Nous avons dit dans la première partie, que des idées, les unes avaient pour objet des choses, les autres des signes. Or, ces idées de signe attachées à des mots, venant à composer des propositions, il arrive une chose qu'il est important d'examiner en ce lieu, et qui appartient proprement à la logique, c'est qu'on en affirme quelquefois les choses signifiées; et il s'agit de savoir quand on a droit de le faire, principalement à l'égard des signes d'institution; car, à l'égard des signes naturels, il n'y a pas de difficulté, parce que le rapport visible qu'il y a entre ces sortes de signes et les choses, marque clairement que quand on affirme du signe la chose signifiée, on veut dire, non que ce signe soit réellement cette chose, mais qu'il l'est en signification et en figure; et ainsi l'on dira sans préparation et sans façon d'un portrait de César, que c'est César ; et d'une carte d'Italie, que c'est d'Italie.

Il n'est donc besoin d'examiner cette règle qui permet d'affirmer les choses signifiées de leurs signes, qu'à l'égard des signes d'institution qui n'avertissent pas par un rapport visible du sens auquel on entend ces propositions; et c'est ce qui a donné lieu à bien des disputes.

Car il semble à quelques-uns que cela puisse se faire indifféremment, et qu'il suffise pour montrer qu'une proposition est raisonnable en la prenant en un sens de figure et de signe, de dire qu'il est ordinaire de donner au signe le nom de la chose signifiée: et cependant cela n'est pas vrai; car il y a une infinité de propositions qui seraient extravagantes, si l'on donnait aux signes le nom des choses signifiées; ce que l'on ne fait jamais, parce qu'elles sont extravagantes.
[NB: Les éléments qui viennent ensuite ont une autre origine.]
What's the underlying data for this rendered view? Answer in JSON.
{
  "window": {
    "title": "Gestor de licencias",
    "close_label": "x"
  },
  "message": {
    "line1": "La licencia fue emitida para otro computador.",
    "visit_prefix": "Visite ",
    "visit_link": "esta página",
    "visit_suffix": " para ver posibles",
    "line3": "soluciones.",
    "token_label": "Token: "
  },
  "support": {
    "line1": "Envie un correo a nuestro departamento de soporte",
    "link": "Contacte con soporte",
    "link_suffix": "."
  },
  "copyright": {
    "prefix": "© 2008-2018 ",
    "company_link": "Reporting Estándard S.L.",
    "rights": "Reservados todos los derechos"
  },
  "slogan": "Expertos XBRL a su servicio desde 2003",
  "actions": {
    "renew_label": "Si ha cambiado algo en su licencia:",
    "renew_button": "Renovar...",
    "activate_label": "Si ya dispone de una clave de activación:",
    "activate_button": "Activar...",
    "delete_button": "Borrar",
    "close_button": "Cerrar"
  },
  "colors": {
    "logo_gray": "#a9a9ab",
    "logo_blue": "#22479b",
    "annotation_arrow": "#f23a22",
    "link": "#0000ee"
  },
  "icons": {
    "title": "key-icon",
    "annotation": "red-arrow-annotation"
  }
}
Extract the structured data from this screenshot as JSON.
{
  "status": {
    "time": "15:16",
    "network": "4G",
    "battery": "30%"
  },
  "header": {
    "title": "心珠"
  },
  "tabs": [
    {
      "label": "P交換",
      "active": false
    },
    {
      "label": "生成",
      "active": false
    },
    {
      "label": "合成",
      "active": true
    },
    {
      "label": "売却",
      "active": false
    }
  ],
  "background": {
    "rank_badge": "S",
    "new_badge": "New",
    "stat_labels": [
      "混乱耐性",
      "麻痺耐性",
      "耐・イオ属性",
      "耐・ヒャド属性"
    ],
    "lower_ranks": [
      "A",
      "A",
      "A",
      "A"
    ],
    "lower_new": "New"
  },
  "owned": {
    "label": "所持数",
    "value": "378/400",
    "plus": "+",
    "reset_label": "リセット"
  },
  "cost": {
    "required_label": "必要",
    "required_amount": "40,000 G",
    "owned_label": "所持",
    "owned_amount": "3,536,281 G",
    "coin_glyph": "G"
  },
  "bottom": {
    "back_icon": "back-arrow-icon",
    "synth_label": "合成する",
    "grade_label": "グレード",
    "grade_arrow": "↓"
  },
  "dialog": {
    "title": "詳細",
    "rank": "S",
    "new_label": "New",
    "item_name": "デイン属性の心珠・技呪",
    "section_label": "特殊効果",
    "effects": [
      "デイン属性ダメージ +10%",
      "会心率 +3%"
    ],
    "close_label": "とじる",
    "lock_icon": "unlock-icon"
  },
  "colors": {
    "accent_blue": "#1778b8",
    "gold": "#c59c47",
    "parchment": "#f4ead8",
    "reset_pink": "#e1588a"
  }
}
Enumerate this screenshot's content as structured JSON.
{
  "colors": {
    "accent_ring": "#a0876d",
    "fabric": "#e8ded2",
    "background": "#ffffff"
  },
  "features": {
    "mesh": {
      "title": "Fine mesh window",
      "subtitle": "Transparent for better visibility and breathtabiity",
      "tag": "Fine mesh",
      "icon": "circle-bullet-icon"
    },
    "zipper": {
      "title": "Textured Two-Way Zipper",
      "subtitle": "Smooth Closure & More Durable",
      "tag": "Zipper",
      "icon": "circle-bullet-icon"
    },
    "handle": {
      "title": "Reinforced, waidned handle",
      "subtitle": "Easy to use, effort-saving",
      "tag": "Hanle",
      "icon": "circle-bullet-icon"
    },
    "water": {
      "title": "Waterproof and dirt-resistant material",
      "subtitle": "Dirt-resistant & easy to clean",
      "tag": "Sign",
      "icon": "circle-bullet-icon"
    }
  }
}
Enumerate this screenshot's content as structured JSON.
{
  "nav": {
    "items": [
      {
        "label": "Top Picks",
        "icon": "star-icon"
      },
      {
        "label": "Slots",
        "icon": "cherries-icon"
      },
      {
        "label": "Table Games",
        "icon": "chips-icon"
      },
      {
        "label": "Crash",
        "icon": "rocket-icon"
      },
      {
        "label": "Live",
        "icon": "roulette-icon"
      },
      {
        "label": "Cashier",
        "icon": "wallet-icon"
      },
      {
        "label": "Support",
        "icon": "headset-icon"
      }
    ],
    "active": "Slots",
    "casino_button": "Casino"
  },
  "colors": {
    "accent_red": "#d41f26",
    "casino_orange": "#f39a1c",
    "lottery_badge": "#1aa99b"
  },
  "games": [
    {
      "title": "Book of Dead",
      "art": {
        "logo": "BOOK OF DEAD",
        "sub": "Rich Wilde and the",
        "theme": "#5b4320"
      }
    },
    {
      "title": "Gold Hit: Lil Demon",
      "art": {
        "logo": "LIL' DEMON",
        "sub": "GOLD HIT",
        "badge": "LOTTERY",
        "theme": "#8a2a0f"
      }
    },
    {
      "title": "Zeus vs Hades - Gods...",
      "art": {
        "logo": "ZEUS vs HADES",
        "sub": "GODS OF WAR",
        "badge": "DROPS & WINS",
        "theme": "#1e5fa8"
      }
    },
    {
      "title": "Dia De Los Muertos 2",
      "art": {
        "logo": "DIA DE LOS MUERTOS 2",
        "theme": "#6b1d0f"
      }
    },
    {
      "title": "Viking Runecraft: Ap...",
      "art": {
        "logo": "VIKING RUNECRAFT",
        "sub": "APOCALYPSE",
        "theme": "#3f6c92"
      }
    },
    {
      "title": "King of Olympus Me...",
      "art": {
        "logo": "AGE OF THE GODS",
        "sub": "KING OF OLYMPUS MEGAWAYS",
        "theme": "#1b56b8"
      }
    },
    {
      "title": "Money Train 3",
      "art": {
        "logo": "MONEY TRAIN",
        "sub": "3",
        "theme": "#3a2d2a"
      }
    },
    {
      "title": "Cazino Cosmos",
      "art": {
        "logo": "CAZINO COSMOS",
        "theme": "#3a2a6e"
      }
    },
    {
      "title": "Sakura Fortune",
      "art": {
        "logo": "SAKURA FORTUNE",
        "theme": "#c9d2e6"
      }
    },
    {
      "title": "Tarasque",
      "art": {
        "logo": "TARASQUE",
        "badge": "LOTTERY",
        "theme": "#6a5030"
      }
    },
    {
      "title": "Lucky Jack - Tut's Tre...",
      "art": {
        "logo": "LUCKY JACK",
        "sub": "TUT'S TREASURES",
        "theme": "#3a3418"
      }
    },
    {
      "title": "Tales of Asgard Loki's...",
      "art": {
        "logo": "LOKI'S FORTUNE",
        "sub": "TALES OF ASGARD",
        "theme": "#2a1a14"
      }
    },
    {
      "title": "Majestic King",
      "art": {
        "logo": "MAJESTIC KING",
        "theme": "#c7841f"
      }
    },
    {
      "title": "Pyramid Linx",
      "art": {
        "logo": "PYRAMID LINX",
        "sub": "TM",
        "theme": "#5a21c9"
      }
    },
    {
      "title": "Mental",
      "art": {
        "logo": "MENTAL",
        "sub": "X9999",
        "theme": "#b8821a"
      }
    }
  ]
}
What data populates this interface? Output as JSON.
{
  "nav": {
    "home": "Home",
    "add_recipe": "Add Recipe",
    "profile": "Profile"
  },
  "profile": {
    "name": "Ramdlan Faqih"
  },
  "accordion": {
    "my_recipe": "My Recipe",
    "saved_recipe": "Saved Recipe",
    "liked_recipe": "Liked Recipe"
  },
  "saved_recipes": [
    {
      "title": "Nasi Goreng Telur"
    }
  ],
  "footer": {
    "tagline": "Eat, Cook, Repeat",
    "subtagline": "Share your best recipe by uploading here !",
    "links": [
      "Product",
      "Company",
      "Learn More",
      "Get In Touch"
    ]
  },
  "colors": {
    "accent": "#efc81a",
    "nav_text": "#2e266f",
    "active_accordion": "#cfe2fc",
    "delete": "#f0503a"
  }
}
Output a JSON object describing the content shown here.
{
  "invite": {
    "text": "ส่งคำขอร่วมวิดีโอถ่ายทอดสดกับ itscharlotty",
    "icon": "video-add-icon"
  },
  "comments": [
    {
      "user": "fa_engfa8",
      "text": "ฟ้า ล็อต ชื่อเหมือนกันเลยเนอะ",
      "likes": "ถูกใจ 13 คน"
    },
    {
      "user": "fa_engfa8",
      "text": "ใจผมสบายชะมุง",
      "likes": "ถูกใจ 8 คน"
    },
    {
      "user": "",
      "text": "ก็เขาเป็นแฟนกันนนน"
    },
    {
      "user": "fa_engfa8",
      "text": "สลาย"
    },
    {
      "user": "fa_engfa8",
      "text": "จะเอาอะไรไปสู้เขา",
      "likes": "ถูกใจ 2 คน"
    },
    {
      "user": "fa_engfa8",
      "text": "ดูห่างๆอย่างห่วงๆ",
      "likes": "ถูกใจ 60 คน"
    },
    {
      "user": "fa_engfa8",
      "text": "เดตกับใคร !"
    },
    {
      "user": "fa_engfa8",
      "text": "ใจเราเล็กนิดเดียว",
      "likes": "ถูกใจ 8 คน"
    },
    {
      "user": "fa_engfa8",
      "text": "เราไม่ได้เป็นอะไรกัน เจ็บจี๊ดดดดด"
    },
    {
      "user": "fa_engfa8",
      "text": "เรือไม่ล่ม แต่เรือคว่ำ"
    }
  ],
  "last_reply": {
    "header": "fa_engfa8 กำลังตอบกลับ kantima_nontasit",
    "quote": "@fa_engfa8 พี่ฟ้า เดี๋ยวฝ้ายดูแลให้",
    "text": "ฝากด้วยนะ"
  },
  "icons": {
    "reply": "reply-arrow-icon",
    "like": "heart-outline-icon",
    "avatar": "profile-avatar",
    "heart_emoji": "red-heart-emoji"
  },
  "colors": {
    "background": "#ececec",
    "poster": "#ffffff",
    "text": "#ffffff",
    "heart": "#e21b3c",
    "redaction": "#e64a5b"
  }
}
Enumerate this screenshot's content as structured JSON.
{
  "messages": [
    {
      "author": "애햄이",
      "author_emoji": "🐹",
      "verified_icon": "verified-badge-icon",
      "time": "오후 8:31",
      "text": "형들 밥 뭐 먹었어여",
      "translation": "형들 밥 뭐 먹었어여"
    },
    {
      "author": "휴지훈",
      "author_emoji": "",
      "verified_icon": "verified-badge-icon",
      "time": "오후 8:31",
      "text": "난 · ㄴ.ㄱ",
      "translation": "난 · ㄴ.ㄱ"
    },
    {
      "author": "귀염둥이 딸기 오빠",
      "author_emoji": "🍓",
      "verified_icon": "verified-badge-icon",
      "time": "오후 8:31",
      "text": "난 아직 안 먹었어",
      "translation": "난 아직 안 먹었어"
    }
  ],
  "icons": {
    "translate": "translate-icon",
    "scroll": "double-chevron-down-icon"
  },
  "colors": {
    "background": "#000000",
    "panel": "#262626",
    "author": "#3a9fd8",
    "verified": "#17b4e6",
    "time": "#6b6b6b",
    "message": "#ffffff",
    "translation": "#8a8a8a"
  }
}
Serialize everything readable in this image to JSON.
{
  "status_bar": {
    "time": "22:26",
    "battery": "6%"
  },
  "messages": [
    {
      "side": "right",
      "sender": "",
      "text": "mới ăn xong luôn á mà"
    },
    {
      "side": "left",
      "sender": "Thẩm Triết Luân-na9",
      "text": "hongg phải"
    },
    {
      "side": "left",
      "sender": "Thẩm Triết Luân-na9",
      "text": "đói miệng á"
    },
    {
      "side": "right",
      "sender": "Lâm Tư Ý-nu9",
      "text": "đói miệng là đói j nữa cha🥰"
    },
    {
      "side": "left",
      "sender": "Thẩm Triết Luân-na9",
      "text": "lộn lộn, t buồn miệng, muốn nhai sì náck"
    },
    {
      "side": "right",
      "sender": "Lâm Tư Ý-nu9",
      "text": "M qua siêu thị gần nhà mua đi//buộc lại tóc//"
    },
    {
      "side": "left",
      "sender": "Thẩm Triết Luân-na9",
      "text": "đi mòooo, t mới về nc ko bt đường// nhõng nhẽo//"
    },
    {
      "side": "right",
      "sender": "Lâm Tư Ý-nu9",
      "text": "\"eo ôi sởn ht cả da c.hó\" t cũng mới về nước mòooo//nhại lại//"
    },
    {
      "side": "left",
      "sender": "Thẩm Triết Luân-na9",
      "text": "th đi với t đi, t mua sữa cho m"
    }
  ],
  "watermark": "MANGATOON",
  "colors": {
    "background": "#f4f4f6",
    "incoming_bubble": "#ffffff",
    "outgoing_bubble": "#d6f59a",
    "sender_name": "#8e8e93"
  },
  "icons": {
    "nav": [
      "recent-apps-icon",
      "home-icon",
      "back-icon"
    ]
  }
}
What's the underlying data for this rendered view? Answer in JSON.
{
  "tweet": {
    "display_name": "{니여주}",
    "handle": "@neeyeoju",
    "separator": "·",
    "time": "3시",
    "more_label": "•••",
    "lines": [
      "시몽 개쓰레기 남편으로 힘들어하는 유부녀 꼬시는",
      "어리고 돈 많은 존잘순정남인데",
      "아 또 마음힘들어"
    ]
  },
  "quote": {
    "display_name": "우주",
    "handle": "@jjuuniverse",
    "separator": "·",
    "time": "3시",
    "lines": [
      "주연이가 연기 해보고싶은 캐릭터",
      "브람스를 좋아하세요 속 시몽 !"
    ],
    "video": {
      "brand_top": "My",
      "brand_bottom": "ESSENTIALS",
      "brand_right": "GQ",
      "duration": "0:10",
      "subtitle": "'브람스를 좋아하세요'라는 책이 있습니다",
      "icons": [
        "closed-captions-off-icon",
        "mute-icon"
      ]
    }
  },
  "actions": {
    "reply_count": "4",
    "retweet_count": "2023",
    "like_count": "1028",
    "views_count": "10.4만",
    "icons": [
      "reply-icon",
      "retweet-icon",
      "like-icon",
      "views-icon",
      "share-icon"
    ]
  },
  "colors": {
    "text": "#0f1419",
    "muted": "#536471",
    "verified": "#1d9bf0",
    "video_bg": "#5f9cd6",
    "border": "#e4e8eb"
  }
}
Ainsi un homme qui aurait établi dans son esprit que certaines choses en signifieraient d'autres, serait ridicule, si, sans en avoir averti personne, il prenait la liberté de donner à ces signes de fantaisie le nom de ces choses, et disait, par exemple, qu'une pierre est un cheval, et un âne un roi de Perse, parce qu'il aurait établi ces signes dans son esprit. Ainsi la première règle qu'on doit suivre sur ce sujet, est qu'il n'est pas permis indifféremment de donner aux signes le nom des choses.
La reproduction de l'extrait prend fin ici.